Monday, February 21, 2011

Recycled Teenagers

Every once in awhile, Mom can be quite stubborn and bull headed.  (OK, every once in awhile? Who am I trying to kid? I just liked this "E" drop cap and had to find an opening word that started with "E"!)

We go to church twice on Sunday's. A couple of weeks ago, we came home from the afternoon service to an irate Dad. "Your mother fell again," he said as we walked through the door. "She fell cleaning up the mess you should have cleaned up."

I had been sick for 5 days. Saturday was the first day I was feeling better, but I still didn't want to spend much time upstairs, for fear of getting Mom or Dad sick. I had noticed there was something on the floor that needed to be cleaned up, but just didn't have the gumption to do it.

Mom knows she isn't supposed to lean over because her balance isn't good and she is prone to fall. But for some reason, she decided she just had to clean that mess up, at that time.

You guessed it. She fell.

She didn't get hurt badly, but she couldn't get up by herself. She asked Dad to bring a chair close to her so she could pull herself up. Instead, my 80+ year old Dad lifted her up from the floor and put her on a chair, straining his back.

I have a troubling tendency to blame myself for things that are other peoples' responsibility. It causes me a lot of anxiety and is one of the things I've been trying to change about myself. The mess she had insisted on cleaning up had happened while I was sick, and it sat there. Why couldn't she have asked Husband or Son to clean it up while I was out of commission? And why couldn't it have waited one more hour for us to get home? I was upset about the way Dad had blamed me for her fall, and I walked away and went downstairs. I didn't realize he had hurt himself. If I'd known, I would have understood that was the reason he was putting the blame on me, and I would have acted differently.

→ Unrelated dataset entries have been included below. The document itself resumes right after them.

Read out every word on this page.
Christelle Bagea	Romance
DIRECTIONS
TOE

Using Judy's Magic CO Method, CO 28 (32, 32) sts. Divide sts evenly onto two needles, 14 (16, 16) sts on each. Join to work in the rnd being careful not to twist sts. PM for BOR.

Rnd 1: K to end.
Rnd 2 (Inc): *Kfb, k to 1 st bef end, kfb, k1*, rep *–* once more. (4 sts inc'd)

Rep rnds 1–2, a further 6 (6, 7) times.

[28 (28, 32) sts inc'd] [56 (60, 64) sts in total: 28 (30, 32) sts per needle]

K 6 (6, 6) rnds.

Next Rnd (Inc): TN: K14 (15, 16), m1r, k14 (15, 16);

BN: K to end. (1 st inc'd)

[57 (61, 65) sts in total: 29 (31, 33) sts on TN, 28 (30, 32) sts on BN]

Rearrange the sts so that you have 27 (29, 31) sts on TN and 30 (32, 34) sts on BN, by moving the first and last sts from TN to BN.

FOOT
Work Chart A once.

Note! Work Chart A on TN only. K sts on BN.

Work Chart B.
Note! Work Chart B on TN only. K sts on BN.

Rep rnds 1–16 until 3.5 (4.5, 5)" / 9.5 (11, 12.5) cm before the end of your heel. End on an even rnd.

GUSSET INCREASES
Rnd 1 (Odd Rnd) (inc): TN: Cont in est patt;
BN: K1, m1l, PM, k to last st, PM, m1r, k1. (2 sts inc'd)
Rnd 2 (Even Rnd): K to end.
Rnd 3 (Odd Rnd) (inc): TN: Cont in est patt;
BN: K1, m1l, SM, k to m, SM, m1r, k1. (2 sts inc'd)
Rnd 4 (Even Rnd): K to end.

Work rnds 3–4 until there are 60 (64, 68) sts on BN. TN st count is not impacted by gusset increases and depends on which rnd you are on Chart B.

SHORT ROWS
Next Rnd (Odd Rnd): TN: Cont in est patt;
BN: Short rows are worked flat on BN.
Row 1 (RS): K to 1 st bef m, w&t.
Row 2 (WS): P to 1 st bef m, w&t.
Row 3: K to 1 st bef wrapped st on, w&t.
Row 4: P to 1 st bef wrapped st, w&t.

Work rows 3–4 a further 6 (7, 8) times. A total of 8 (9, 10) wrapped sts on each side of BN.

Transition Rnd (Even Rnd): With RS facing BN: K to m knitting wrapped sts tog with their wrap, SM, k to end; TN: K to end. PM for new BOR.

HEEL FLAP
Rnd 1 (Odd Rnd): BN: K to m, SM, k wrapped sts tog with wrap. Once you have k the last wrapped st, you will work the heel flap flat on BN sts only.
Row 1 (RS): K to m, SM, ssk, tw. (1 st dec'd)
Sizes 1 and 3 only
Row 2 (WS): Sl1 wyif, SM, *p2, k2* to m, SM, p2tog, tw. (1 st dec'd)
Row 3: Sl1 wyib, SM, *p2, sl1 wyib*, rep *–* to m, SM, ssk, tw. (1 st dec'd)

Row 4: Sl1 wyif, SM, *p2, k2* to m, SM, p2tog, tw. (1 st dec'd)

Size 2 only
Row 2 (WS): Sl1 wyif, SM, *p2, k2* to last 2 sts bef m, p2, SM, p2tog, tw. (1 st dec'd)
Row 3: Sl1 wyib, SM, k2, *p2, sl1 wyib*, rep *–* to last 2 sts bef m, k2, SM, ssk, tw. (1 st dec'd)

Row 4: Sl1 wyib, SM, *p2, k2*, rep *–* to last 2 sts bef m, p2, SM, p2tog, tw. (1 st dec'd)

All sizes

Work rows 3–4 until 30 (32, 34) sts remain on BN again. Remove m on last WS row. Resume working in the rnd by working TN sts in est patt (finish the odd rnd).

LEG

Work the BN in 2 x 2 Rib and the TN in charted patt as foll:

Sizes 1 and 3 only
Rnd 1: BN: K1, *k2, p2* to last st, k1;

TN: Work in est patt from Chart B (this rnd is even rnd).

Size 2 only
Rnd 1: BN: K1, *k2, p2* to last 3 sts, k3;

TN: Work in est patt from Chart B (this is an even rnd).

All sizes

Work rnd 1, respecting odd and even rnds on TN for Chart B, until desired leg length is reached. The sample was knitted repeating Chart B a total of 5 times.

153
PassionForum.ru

The next morning, he wanted to go to the chiropractor, so I called in. When the receptionist asked what he needed to be seen for, I didn't want to gripe about them harshly, yet I didn't want to make excuses for them and take the blame myself, so I decided to reference an old joke of Dad's. When he was about 60, he liked to tell people he was a Recycled Teenager. So, I told her that I live with a couple of Recycled Teenagers who like to be rebellious sometimes.

I think Dad appreciated my use of his joke.